The final consideration in this article is a more advanced measure of classification ML performance that is known as F1 accuracy.

Before F1 accuracy can be defined, two additional metrics must be introduced: precision and recall. Precision indicates how many of the total number of predictions that are specified as positive are correctly assigned. This metric is also known as the positive predictive value. Recall is the total number of the actual positive cases that were predicted correctly. This metric is also known as sensitivity.

True results vs. false results.

In the confusion matrix in the preceding illustration, these metrics are calculated in the following way:

  • Precision = TP ÷ (TP + FP)
  • Recall = TP ÷ (TP + FN)

The F1 measure combines precision and recall. The result is the harmonic mean of the two values. It's calculated in the following way:

  • F1 = 2 × (Precision × Recall) ÷ (Precision + Recall)

Let's look at a concrete example. Earlier in this article, there was an example of a model that predicted whether an animal was a dog or a cat. The illustration is repeated here.

Species prediction example (repeated).

Here are the results if "Dog" is used as the positive answer.

  • Precision = 24 ÷ (24 + 2) = 0.9231
  • Recall = 24 ÷ (24 + 6) = 0.8
  • F1 = 2 × (0.9231 × 0.8) ÷ (0.9231 + 0.8) = 0.8572

As you can see, the F1 value is between the values for precision and recall.

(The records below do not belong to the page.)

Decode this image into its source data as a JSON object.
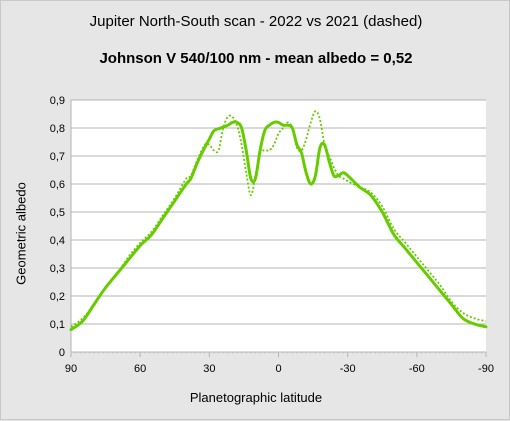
{
  "chart_data": {
    "type": "line",
    "title": "Jupiter North-South scan - 2022 vs 2021 (dashed)",
    "subtitle": "Johnson V 540/100 nm - mean albedo = 0,52",
    "xlabel": "Planetographic latitude",
    "ylabel": "Geometric albedo",
    "xlim": [
      90,
      -90
    ],
    "ylim": [
      0,
      0.9
    ],
    "x_ticks": [
      "90",
      "60",
      "30",
      "0",
      "-30",
      "-60",
      "-90"
    ],
    "x_tick_values": [
      90,
      60,
      30,
      0,
      -30,
      -60,
      -90
    ],
    "y_ticks": [
      "0",
      "0,1",
      "0,2",
      "0,3",
      "0,4",
      "0,5",
      "0,6",
      "0,7",
      "0,8",
      "0,9"
    ],
    "y_tick_values": [
      0,
      0.1,
      0.2,
      0.3,
      0.4,
      0.5,
      0.6,
      0.7,
      0.8,
      0.9
    ],
    "grid": true,
    "color": "#66cc00",
    "series": [
      {
        "style": "solid",
        "x": [
          90,
          85,
          80,
          75,
          70,
          65,
          60,
          55,
          50,
          45,
          40,
          38,
          35,
          32,
          30,
          28,
          25,
          22,
          20,
          18,
          16,
          14,
          12,
          10,
          8,
          6,
          4,
          2,
          0,
          -2,
          -4,
          -6,
          -8,
          -10,
          -12,
          -14,
          -16,
          -18,
          -20,
          -22,
          -24,
          -26,
          -28,
          -30,
          -35,
          -40,
          -45,
          -50,
          -55,
          -60,
          -65,
          -70,
          -75,
          -80,
          -85,
          -90
        ],
        "y": [
          0.08,
          0.11,
          0.17,
          0.23,
          0.28,
          0.33,
          0.38,
          0.42,
          0.48,
          0.54,
          0.6,
          0.62,
          0.68,
          0.73,
          0.76,
          0.79,
          0.8,
          0.81,
          0.82,
          0.82,
          0.8,
          0.72,
          0.62,
          0.62,
          0.72,
          0.79,
          0.81,
          0.82,
          0.82,
          0.81,
          0.81,
          0.8,
          0.74,
          0.71,
          0.64,
          0.6,
          0.63,
          0.73,
          0.74,
          0.68,
          0.63,
          0.63,
          0.64,
          0.63,
          0.59,
          0.56,
          0.5,
          0.42,
          0.37,
          0.32,
          0.27,
          0.22,
          0.17,
          0.12,
          0.1,
          0.09
        ]
      },
      {
        "style": "dashed",
        "x": [
          90,
          85,
          80,
          75,
          70,
          65,
          60,
          55,
          50,
          45,
          40,
          38,
          35,
          32,
          30,
          28,
          26,
          24,
          22,
          20,
          18,
          16,
          14,
          12,
          10,
          8,
          6,
          4,
          2,
          0,
          -2,
          -4,
          -6,
          -8,
          -10,
          -12,
          -14,
          -16,
          -18,
          -20,
          -22,
          -24,
          -26,
          -28,
          -30,
          -35,
          -40,
          -45,
          -50,
          -55,
          -60,
          -65,
          -70,
          -75,
          -80,
          -85,
          -90
        ],
        "y": [
          0.09,
          0.12,
          0.17,
          0.23,
          0.28,
          0.34,
          0.39,
          0.43,
          0.49,
          0.55,
          0.62,
          0.63,
          0.69,
          0.74,
          0.74,
          0.72,
          0.72,
          0.8,
          0.84,
          0.84,
          0.81,
          0.74,
          0.64,
          0.56,
          0.63,
          0.71,
          0.72,
          0.72,
          0.74,
          0.78,
          0.8,
          0.82,
          0.8,
          0.73,
          0.72,
          0.76,
          0.82,
          0.86,
          0.83,
          0.74,
          0.7,
          0.66,
          0.63,
          0.62,
          0.61,
          0.59,
          0.57,
          0.52,
          0.44,
          0.39,
          0.34,
          0.29,
          0.24,
          0.18,
          0.14,
          0.12,
          0.11
        ]
      }
    ]
  }
}
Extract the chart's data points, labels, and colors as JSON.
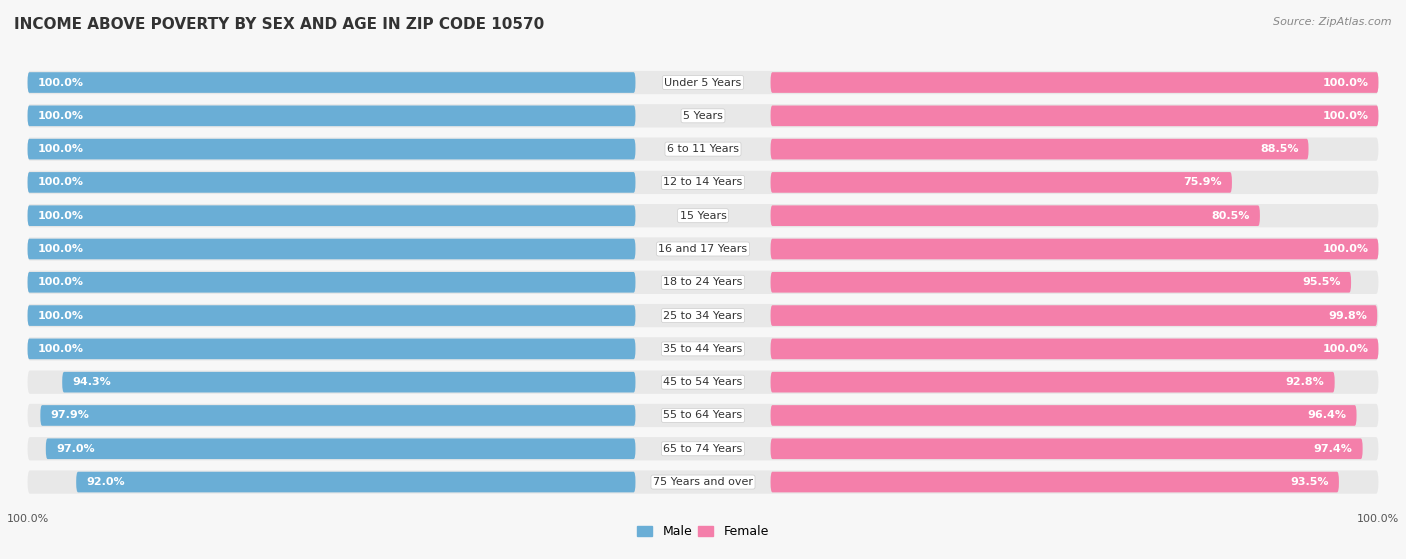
{
  "title": "INCOME ABOVE POVERTY BY SEX AND AGE IN ZIP CODE 10570",
  "source": "Source: ZipAtlas.com",
  "categories": [
    "Under 5 Years",
    "5 Years",
    "6 to 11 Years",
    "12 to 14 Years",
    "15 Years",
    "16 and 17 Years",
    "18 to 24 Years",
    "25 to 34 Years",
    "35 to 44 Years",
    "45 to 54 Years",
    "55 to 64 Years",
    "65 to 74 Years",
    "75 Years and over"
  ],
  "male_values": [
    100.0,
    100.0,
    100.0,
    100.0,
    100.0,
    100.0,
    100.0,
    100.0,
    100.0,
    94.3,
    97.9,
    97.0,
    92.0
  ],
  "female_values": [
    100.0,
    100.0,
    88.5,
    75.9,
    80.5,
    100.0,
    95.5,
    99.8,
    100.0,
    92.8,
    96.4,
    97.4,
    93.5
  ],
  "male_color": "#6aaed6",
  "female_color": "#f47faa",
  "row_bg_color": "#e8e8e8",
  "fig_bg_color": "#f7f7f7",
  "title_fontsize": 11,
  "label_fontsize": 8,
  "tick_fontsize": 8,
  "legend_fontsize": 9,
  "value_fontsize": 8
}
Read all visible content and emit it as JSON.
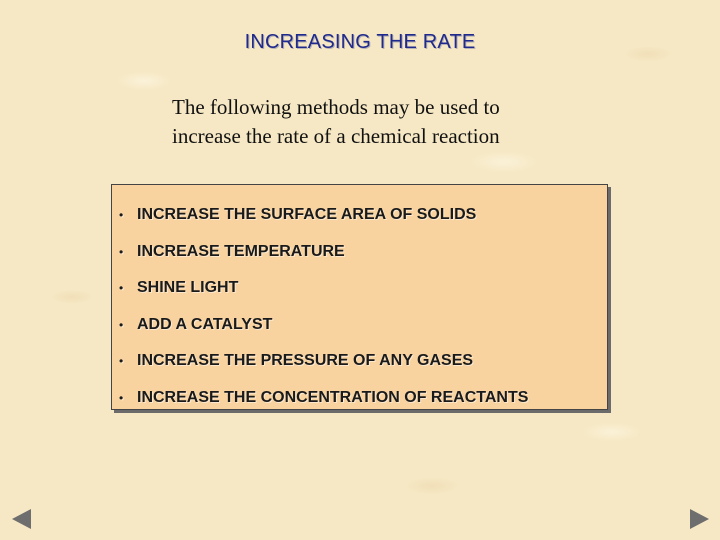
{
  "slide": {
    "title": "INCREASING THE RATE",
    "intro_lines": [
      "The following methods may be used to",
      "increase the rate of a chemical reaction"
    ],
    "methods": [
      "INCREASE THE SURFACE AREA OF SOLIDS",
      "INCREASE TEMPERATURE",
      "SHINE LIGHT",
      "ADD A CATALYST",
      "INCREASE THE PRESSURE OF ANY GASES",
      "INCREASE THE CONCENTRATION OF REACTANTS"
    ],
    "bullet_char": "•"
  },
  "navigation": {
    "prev_icon": "triangle-left-icon",
    "next_icon": "triangle-right-icon"
  },
  "colors": {
    "background": "#f6e8c4",
    "title": "#1f2a8c",
    "panel": "#f8d3a0",
    "arrow": "#6e6e6e"
  }
}
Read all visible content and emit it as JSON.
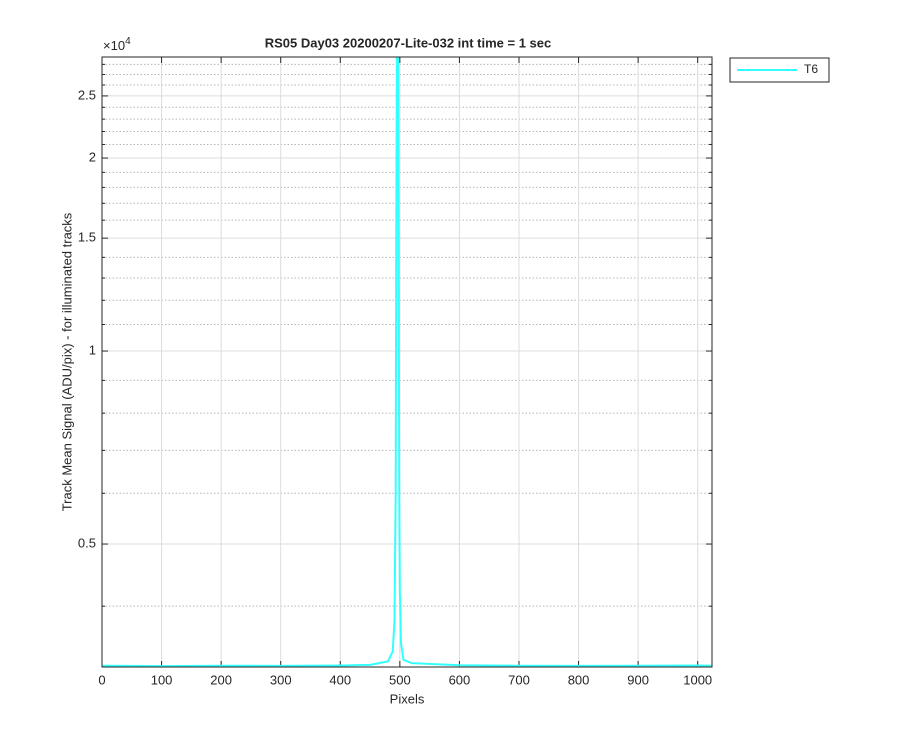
{
  "chart_data": {
    "type": "line",
    "title": "RS05 Day03 20200207-Lite-032 int time = 1 sec",
    "xlabel": "Pixels",
    "ylabel": "Track Mean Signal (ADU/pix) - for illuminated tracks",
    "yexponent": {
      "base": "×10",
      "power": "4"
    },
    "x": [
      0,
      100,
      200,
      300,
      400,
      450,
      480,
      488,
      491,
      493,
      494,
      495,
      496,
      497,
      498,
      499,
      500,
      502,
      506,
      520,
      600,
      700,
      800,
      900,
      1000,
      1023
    ],
    "series": [
      {
        "name": "T6",
        "color": "#33ffff",
        "values": [
          3230,
          3225,
          3230,
          3228,
          3232,
          3240,
          3280,
          3400,
          3800,
          6000,
          15000,
          30000,
          30000,
          30000,
          14000,
          6000,
          4200,
          3500,
          3300,
          3260,
          3235,
          3230,
          3228,
          3230,
          3232,
          3230
        ]
      }
    ],
    "xlim": [
      0,
      1024
    ],
    "xticks": [
      0,
      100,
      200,
      300,
      400,
      500,
      600,
      700,
      800,
      900,
      1000
    ],
    "ylim": [
      3215,
      28750
    ],
    "yscale": "log",
    "yticks": [
      {
        "value": 5000,
        "label": "0.5"
      },
      {
        "value": 10000,
        "label": "1"
      },
      {
        "value": 15000,
        "label": "1.5"
      },
      {
        "value": 20000,
        "label": "2"
      },
      {
        "value": 25000,
        "label": "2.5"
      }
    ],
    "yminorticks": [
      4000,
      6000,
      7000,
      8000,
      9000,
      11000,
      12000,
      13000,
      14000,
      16000,
      17000,
      18000,
      19000,
      21000,
      22000,
      23000,
      24000,
      26000,
      27000,
      28000
    ],
    "grid": true,
    "legend": "outside-top-right"
  }
}
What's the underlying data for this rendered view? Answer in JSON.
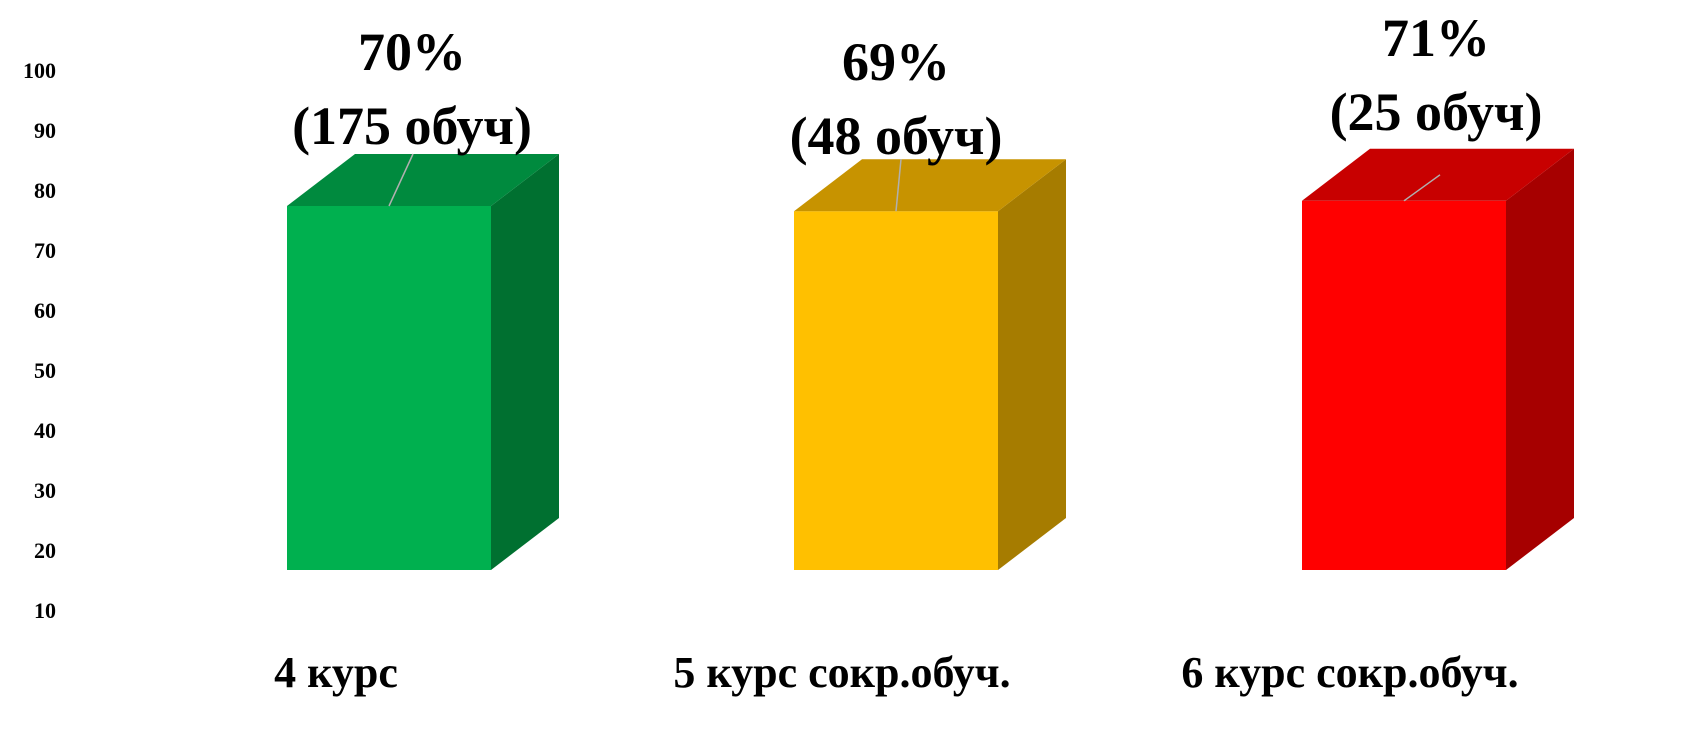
{
  "chart_data": {
    "type": "bar",
    "style": "3d-column",
    "categories": [
      "4 курс",
      "5 курс сокр.обуч.",
      "6 курс сокр.обуч."
    ],
    "values": [
      70,
      69,
      71
    ],
    "data_labels": [
      {
        "percent": "70%",
        "count": "(175 обуч)"
      },
      {
        "percent": "69%",
        "count": "(48 обуч)"
      },
      {
        "percent": "71%",
        "count": "(25 обуч)"
      }
    ],
    "colors": [
      {
        "front": "#00b04f",
        "side": "#007030",
        "top": "#008a3e"
      },
      {
        "front": "#ffc000",
        "side": "#a67c00",
        "top": "#c79300"
      },
      {
        "front": "#ff0000",
        "side": "#a60000",
        "top": "#c80000"
      }
    ],
    "yticks": [
      "10",
      "20",
      "30",
      "40",
      "50",
      "60",
      "70",
      "80",
      "90",
      "100"
    ],
    "ylim": [
      10,
      100
    ],
    "grid": false,
    "legend": false,
    "title": "",
    "xlabel": "",
    "ylabel": ""
  }
}
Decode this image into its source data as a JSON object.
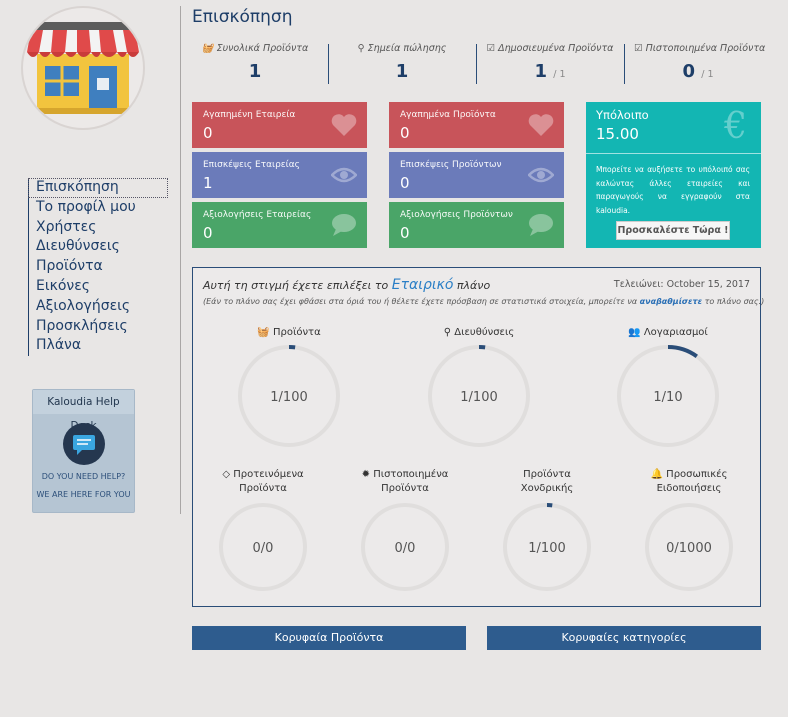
{
  "colors": {
    "accent": "#1e3e68",
    "red": "#c8545a",
    "blue": "#6b7bba",
    "green": "#4aa568",
    "teal": "#13b6b3",
    "button": "#2e5c8e"
  },
  "sidebar": {
    "items": [
      {
        "label": "Επισκόπηση",
        "active": true
      },
      {
        "label": "Το προφίλ μου"
      },
      {
        "label": "Χρήστες"
      },
      {
        "label": "Διευθύνσεις"
      },
      {
        "label": "Προϊόντα"
      },
      {
        "label": "Εικόνες"
      },
      {
        "label": "Αξιολογήσεις"
      },
      {
        "label": "Προσκλήσεις"
      },
      {
        "label": "Πλάνα"
      }
    ],
    "helpdesk": {
      "title": "Kaloudia Help Desk",
      "line1": "DO YOU NEED HELP?",
      "line2": "WE ARE HERE FOR YOU"
    }
  },
  "header": {
    "title": "Επισκόπηση"
  },
  "stats": [
    {
      "icon": "basket-icon",
      "label": "Συνολικά Προϊόντα",
      "value": "1",
      "suffix": ""
    },
    {
      "icon": "map-marker-icon",
      "label": "Σημεία πώλησης",
      "value": "1",
      "suffix": ""
    },
    {
      "icon": "check-square-icon",
      "label": "Δημοσιευμένα Προϊόντα",
      "value": "1",
      "suffix": "/ 1"
    },
    {
      "icon": "check-square-icon",
      "label": "Πιστοποιημένα Προϊόντα",
      "value": "0",
      "suffix": "/ 1"
    }
  ],
  "cards": {
    "company_favorites": {
      "label": "Αγαπημένη Εταιρεία",
      "value": "0",
      "icon": "heart-icon"
    },
    "product_favorites": {
      "label": "Αγαπημένα Προϊόντα",
      "value": "0",
      "icon": "heart-icon"
    },
    "company_visits": {
      "label": "Επισκέψεις Εταιρείας",
      "value": "1",
      "icon": "eye-icon"
    },
    "product_visits": {
      "label": "Επισκέψεις Προϊόντων",
      "value": "0",
      "icon": "eye-icon"
    },
    "company_reviews": {
      "label": "Αξιολογήσεις Εταιρείας",
      "value": "0",
      "icon": "comment-icon"
    },
    "product_reviews": {
      "label": "Αξιολογήσεις Προϊόντων",
      "value": "0",
      "icon": "comment-icon"
    }
  },
  "balance": {
    "label": "Υπόλοιπο",
    "value": "15.00",
    "icon": "euro-icon",
    "text": "Μπορείτε να αυξήσετε το υπόλοιπό σας καλώντας άλλες εταιρείες και παραγωγούς να εγγραφούν στα kaloudia.",
    "button": "Προσκαλέστε Τώρα !"
  },
  "plan": {
    "title_prefix": "Αυτή τη στιγμή έχετε επιλέξει το",
    "plan_name": "Εταιρικό",
    "title_suffix": "πλάνο",
    "expiry": "Τελειώνει: October 15, 2017",
    "note_prefix": "(Εάν το πλάνο σας έχει φθάσει στα όριά του ή θέλετε έχετε πρόσβαση σε στατιστικά στοιχεία, μπορείτε να",
    "note_link": "αναβαθμίσετε",
    "note_suffix": "το πλάνο σας.)",
    "gauges": [
      {
        "icon": "basket-icon",
        "label": "Προϊόντα",
        "label2": "",
        "text": "1/100",
        "used": 1,
        "max": 100
      },
      {
        "icon": "map-marker-icon",
        "label": "Διευθύνσεις",
        "label2": "",
        "text": "1/100",
        "used": 1,
        "max": 100
      },
      {
        "icon": "users-icon",
        "label": "Λογαριασμοί",
        "label2": "",
        "text": "1/10",
        "used": 1,
        "max": 10
      },
      {
        "icon": "diamond-icon",
        "label": "Προτεινόμενα",
        "label2": "Προϊόντα",
        "text": "0/0",
        "used": 0,
        "max": 0
      },
      {
        "icon": "certificate-icon",
        "label": "Πιστοποιημένα",
        "label2": "Προϊόντα",
        "text": "0/0",
        "used": 0,
        "max": 0
      },
      {
        "icon": "",
        "label": "Προϊόντα",
        "label2": "Χονδρικής",
        "text": "1/100",
        "used": 1,
        "max": 100
      },
      {
        "icon": "bell-icon",
        "label": "Προσωπικές",
        "label2": "Ειδοποιήσεις",
        "text": "0/1000",
        "used": 0,
        "max": 1000
      }
    ]
  },
  "buttons": {
    "top_products": "Κορυφαία Προϊόντα",
    "top_categories": "Κορυφαίες κατηγορίες"
  }
}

Although F1 accuracy isn't as easy to understand, it adds nuance to the basic accuracy number. It can also help with unbalanced datasets, as the following discussion will show.

The Model accuracy section of this article compared the following two confusion matrices. Even though the first model had lower accuracy, it was deemed a more useful model because it showed more improvement than the default guess of an on-time payment.

Payment prediction vs. actuals example.

Payment prediction example with a larger sample (repeated).

Let's see how these two models compare when the F1 score is used. The F1 score factors in precision and recall for each state, and the F1 macro calculation then averages the F1 score across the states to determine an overall F1 score. There are other F1 variants, but it's of greater interest to consider the macro version, given the equal consideration that is given to all three states.

To simplify the calculations, sample arrays were built to match the actual and predicted values. These arrays used sklearn's metrics library in Python to calculate the values. Here is the result.

Model Naive guess Accuracy F1 macro
Model 1 0.5 0.73 0.67
Model 2 0.80 0.83 0.66

For more detail about how this calculation works, here is the sklearn.metrics classification report for model 1. The three states, "On time," "Late," and "Very late," are represented by the rows that are labeled 1, 2, and 3, respectively. The macro average is just the average of the "f1-score" column.

  precision recall f1-score
1 0.83 0.80 0.82
2 0.68 0.71 0.69
3 0.50 0.50 0.50

As these results show, the two models have nearly identical F1 macro accuracy scores. In this and many other cases, F1 accuracy provides a better indicator of a model's capability. As for accuracy, interpretation of the results requires that you understand what is most important to consider in the model.